Through the preciseness of his realism, this image of Xavier Theunis might remain in the easy style of illusion, or be the result of mere anecdote. Less evident seems to be a potential re-reading of the age-old interpretation of the picture understood as a window opening onto the world, a source of new visions and impressions of it. Except that, here, the window is filled in and so does not open onto anything anymore… and this is precisely what is interesting. Because what the artist is striving towards is an ongoing reformulation of the idea itself, of the possibility of the picture; questions many time posed, to be sure, but which Theunis broaches through a visual vocabulary which is developed in a special way, both visually and in its construction process.
Any allusion here to the window mentioned above clearly does not stem from chance, any more than the use of the term “construction” in these lines is fortuitous. For it is fairly and squarely such a product—and even more an analysis of the potential of the construction of the picture—that this work tackles, or, in any event, his latest works titled Vues d’atelier (2013—) and Paysages (2013—).
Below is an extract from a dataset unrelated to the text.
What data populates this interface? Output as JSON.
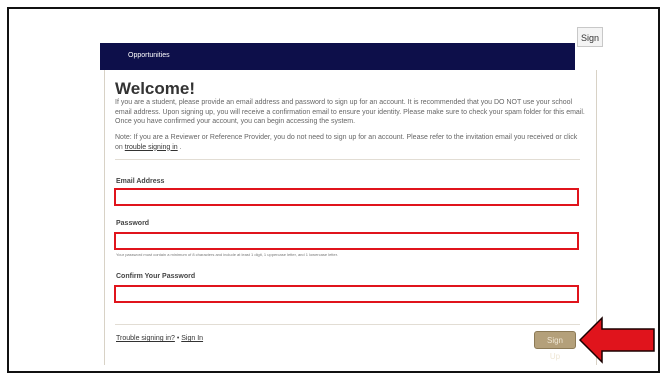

The two abstract series correspond to a similar work protocol which sees the accumulation on the medium of remnants of bright-coloured Scotch tapes coming from a sign manufacturer. The picture is thus built using remains which, by their very nature, will usher in questions about the end purpose of the work of art and above all its link to the decorative, in particular through an assumed relation to a double combination which might be hazardous: the game of chance in the way of retrieving the remnants and finding a way of putting them together, and a use of colour that becomes somewhat ambiguous when the artist himself admits to using shades that are “not always evident and not really chosen”, which he does not necessarily like but which enable him to accentuate tensions in their relation, and thereby in the building of what can only with difficulty be described as an image. These two series also assert themselves as being extremely complementary, because the “landscape dimension” which comes to the fore in the horizontal works immediately disappears if the frame is stood vertically, thus making it topple over into the field of a pure abstraction. Through this dichotomy is imposed the idea—essential for the artist—that in denying representation, the construction and structure of the image have precedence, potentially offering—or culminating in—different readings based on the context in which these works are to be found, executed, it is emphasized, with remains which are of no value.
So if there is any value to be considered here, it will be the decorative value, which Theunis had already tried his hand at in his series Vues d’intérieur (2003—2013) with the desire, already thanks to Scotch tape, to confront a picture with its context, with one or more objects, in order not only to denote a possible visual or formal alliance which might be activated here and there, but rather to give a living character to the whole, which becomes manifest because what often takes place in the image is an incongruous shift; as if a part of the pictorial had suddenly flowed or faded on the furniture, less by accident than through an original “deformation” which would call into question the assurance of our perceptions and the definition of good taste.
In this interplay of redefining principles and ways of looking at things, these painstaking copies, on a slightly smaller scale, of transport crates for artworks are noteworthy. Once denied their primary role, they come across like useless objects which upset values, because the container has now taken its place in the content of the work, not without ushering in an idea of disappearance.
In the end of the day, despite the vitality injected into his work, there is paradoxically something like an almost constituent ambiguity in Xavier Theunis’s oeuvre. It can be sensed through an almost ghostlike effect, in this uncertain relation, as if removed from reality, imposed on everything that surrounds the artist—be it object, landscape, views of interiors or simply the sensation of space--, which is often conveyed by a drying-up of extreme forms. Ghostlike because here nothing is ever truly represented, but rather suggested, as if to better concentrate on the intrinsic substance or on an aura of things. This is further illustrated by this series of Vases (2009—) made using micro-perforated Scotch tape placed on gold-coloured sheets. All that exists of these “Morandi-like” still lifes is a few outlines and slight reliefs expressed in a non-colour which we might imagine to be almost ectoplasmic.
In the same way that the works in the series Shadows (2013—) come across like mirrors from which no real image ever emerges, as if there were an additional uncertainty about the representation and nature of reality; which, in another chord, is also at work in the abstract Vues d’atelier.
As if, looking at these abstractions, the eye, in these mirrors, is no longer contemplating an image but what remains of it, once the stage of its actual possibility has been considerably surpassed.